Per la realizzazione della pellicola in tutto il suo realismo la Pedersoli ha fornito anche degli Jäger Hunter (1750-1820). Di originaria fabbricazione tedesca, lo Jäger Hunter venne portato nel Nuovo Continente dai coloni. Molto bilanciato e compatto, in ragione del suo grosso calibro si rivelò ottimale per la caccia grossa. Era dotato di stecher a due grilletti. Il Modello S.232 a pietra focaia della Pedersoli ce lo ripropone con lo stesso tipo di tabacchiera con coperchio scorrevole, calcio in noce completato da fornimenti in acciaio.
I risultati balistici di allora sono oggi confermati grazie a rigature eseguite per brocciatura. Dei Frontier (1760-1840), altro esemplare, insieme al già citato Pennsylvania, dell’epoca d’oro dei Log Rifle. Il Modello L 268 Deluxe a pietra focaia è veramente un gioiello della casa gardonese con la meticolosa lavorazione di tutti i particolari e un’accurata esecuzione di finitura, come del resto avveniva all’epoca. Il fucile è provvisto di stecher regolabile a due grilletti. Guardamano e calciolo sono in ottone; acciarino e fornimenti sono tartarugati e la canna è brunita. Il modello Deluxe vanta in più il calcio in acero, ed è completato con una bella tabacchiera in ottone.
Vale poi la pena di ricordare gli Indian Trade Musket (1760-1830). Il nome, quest’arma, la prende dal fatto che costituì oggetto di scambio tra le più potenti compagnie di commercio (Northwest Co., Hudson’s Bay Co., American Fur Co.) e i nativi americani. Il periodo è quello di fine Settecento e primi dell’Ottecento con lo sfruttamento degli animali da pelliccia che spinse il fronte venatorio verso le Montagne Rocciose e la California.

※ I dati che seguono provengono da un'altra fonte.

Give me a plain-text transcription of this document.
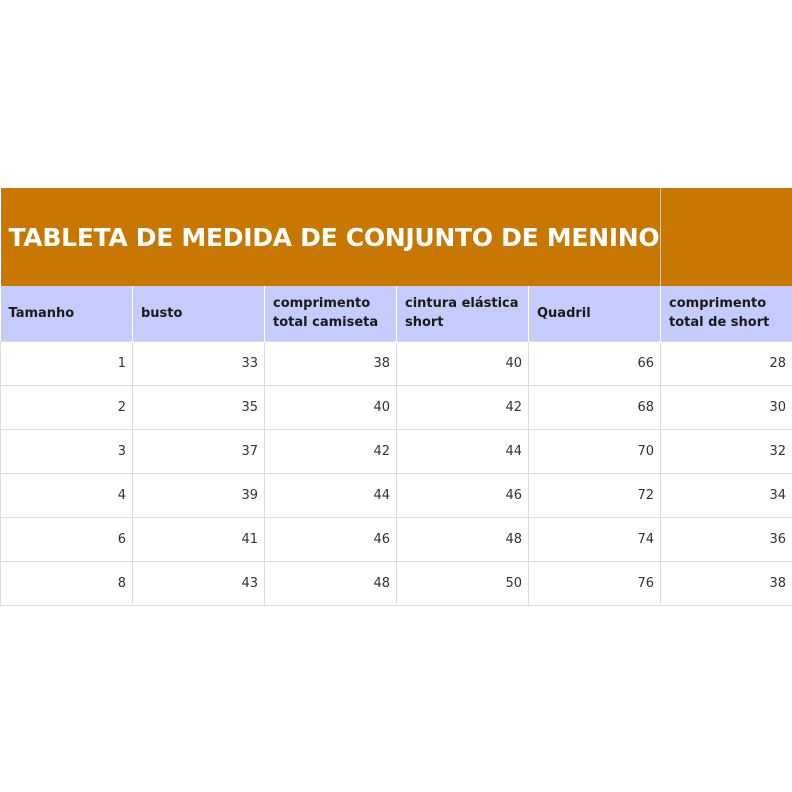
TABLETA DE MEDIDA DE CONJUNTO DE MENINO					
Tamanho	busto	comprimento total camiseta	cintura elástica short	Quadril	comprimento total de short
1	33	38	40	66	28
2	35	40	42	68	30
3	37	42	44	70	32
4	39	44	46	72	34
6	41	46	48	74	36
8	43	48	50	76	38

Prodotti sia da aziende europee (Inghilterra, Francia, Germania, Belgio) sia dai più noti fabbricanti americani del tempo, come per esempio, Leman, Henry, Tryon e Deringer, questi fucili si riconoscevano subito per la controcarella a forma di serpente o di drago, arricchita da incisioni e la bacchetta di caricamento in legno, nonché per il guardamano molto ampio per l’uso anche indossando i guanti. Il Modello S 282 Pedersoli, che ben fonde i due stili diversi, quello del moschetto militare inglese e quello del fucile da caccia, è realizzato con calcio in noce e canna ad anima liscia color damasco. Nell’allestimento in kit sono comprese le borchie metalliche per creare dei fregi riferiti, per esempio, alla cultura dei Sioux Lakota.